IPA will continue to defend brave publishers all over the world, who continue their mission even under sometimes extraordinarily difficult circumstances.
Looking back at one year of pandemic, I can say that publishers have shown themselves to be resilient and innovative in responding to change. We have been innovative, finding new ways to bring books to readers, teachers and students. We have been generous and responsible citizens, often making educational or scientific resources available for free.

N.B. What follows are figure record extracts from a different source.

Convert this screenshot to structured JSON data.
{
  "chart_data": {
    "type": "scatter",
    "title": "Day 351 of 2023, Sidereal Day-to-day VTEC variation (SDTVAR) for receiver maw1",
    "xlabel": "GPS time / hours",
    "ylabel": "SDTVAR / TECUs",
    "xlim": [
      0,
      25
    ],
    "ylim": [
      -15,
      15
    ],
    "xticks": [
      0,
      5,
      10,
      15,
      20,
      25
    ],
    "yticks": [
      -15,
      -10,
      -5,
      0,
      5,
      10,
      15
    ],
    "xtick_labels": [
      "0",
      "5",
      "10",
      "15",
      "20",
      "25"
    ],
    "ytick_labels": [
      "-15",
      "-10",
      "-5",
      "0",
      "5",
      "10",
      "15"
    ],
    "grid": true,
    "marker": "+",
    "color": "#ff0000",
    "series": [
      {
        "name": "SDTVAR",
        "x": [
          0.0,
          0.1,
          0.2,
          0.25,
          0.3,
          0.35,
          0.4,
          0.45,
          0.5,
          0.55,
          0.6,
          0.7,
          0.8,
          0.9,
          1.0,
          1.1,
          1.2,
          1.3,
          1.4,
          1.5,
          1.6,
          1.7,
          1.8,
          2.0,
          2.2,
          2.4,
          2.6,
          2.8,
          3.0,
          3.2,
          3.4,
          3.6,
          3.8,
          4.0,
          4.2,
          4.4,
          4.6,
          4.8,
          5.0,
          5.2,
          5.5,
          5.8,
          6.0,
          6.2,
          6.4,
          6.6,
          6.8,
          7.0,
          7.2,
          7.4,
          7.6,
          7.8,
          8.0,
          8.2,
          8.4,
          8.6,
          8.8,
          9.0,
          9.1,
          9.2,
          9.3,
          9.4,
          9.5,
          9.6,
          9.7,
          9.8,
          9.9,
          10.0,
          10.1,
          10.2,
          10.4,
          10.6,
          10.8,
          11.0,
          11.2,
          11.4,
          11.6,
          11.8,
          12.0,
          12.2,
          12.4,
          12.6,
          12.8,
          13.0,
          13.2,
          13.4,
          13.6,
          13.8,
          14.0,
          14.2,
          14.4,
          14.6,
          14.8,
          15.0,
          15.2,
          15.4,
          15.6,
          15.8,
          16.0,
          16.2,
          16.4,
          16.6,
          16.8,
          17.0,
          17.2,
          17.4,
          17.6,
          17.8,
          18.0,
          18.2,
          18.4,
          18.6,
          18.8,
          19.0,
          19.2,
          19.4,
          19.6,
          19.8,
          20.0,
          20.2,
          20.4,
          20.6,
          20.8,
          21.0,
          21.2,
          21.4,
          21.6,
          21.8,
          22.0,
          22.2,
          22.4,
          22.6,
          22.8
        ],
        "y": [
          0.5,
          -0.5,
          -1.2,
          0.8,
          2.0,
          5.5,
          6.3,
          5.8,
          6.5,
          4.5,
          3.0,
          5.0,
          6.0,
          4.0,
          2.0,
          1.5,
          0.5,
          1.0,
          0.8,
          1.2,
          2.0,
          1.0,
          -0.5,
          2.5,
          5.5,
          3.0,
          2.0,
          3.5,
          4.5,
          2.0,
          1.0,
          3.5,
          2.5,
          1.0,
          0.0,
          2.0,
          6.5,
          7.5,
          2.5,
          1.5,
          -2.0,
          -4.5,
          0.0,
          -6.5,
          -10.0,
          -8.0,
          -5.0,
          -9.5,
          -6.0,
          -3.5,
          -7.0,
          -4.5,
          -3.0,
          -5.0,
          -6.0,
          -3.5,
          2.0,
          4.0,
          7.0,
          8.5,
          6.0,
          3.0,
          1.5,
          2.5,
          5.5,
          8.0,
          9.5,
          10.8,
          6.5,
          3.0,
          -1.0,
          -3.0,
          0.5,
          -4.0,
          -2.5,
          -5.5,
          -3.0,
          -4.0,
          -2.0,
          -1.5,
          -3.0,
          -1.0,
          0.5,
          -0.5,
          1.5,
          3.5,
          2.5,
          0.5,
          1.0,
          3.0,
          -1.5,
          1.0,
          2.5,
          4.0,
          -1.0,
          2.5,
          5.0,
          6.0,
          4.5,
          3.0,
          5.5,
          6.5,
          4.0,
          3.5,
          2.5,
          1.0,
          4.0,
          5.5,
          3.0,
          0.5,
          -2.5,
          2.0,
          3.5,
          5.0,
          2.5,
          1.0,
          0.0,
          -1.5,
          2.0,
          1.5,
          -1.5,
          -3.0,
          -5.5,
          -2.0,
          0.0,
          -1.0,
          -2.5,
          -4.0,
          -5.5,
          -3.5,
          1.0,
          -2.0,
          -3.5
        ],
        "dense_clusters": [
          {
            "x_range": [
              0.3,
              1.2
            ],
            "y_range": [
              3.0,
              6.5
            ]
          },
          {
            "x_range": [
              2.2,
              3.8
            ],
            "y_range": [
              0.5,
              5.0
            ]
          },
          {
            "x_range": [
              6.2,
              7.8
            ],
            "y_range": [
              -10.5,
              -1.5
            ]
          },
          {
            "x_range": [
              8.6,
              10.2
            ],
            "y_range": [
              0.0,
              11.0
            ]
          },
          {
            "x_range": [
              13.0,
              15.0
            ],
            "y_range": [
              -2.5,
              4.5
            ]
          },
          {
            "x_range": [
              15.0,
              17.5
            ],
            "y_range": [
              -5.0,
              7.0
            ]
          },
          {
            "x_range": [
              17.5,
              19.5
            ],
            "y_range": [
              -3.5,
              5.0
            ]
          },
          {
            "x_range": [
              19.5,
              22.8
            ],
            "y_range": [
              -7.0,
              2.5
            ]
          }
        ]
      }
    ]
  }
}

Publishing is a long-term business. Let us keep that in mind. We will overcome this crisis, together. Of that I am sure. We play such a vital role in society. We entertain with engaging stories, we help educate our children, we provide curated scientific information for the advancement of humanity.
I feel pride at the resourcefulness of our industry, at the energy we find to look for new ways to bring more books to more people, at the way we have stepped up to play our role in supporting society. The value of publishing has been made even clearer.
German poet and novelist Hermann Hesse wrote the following in his little-known essay “The Magic of the Book”:
“Without words, without writing, and without books there would be no history, there could be no concept of humanity.”
We contribute to crafting a better world with the books we publish. Let us be proud of our profession.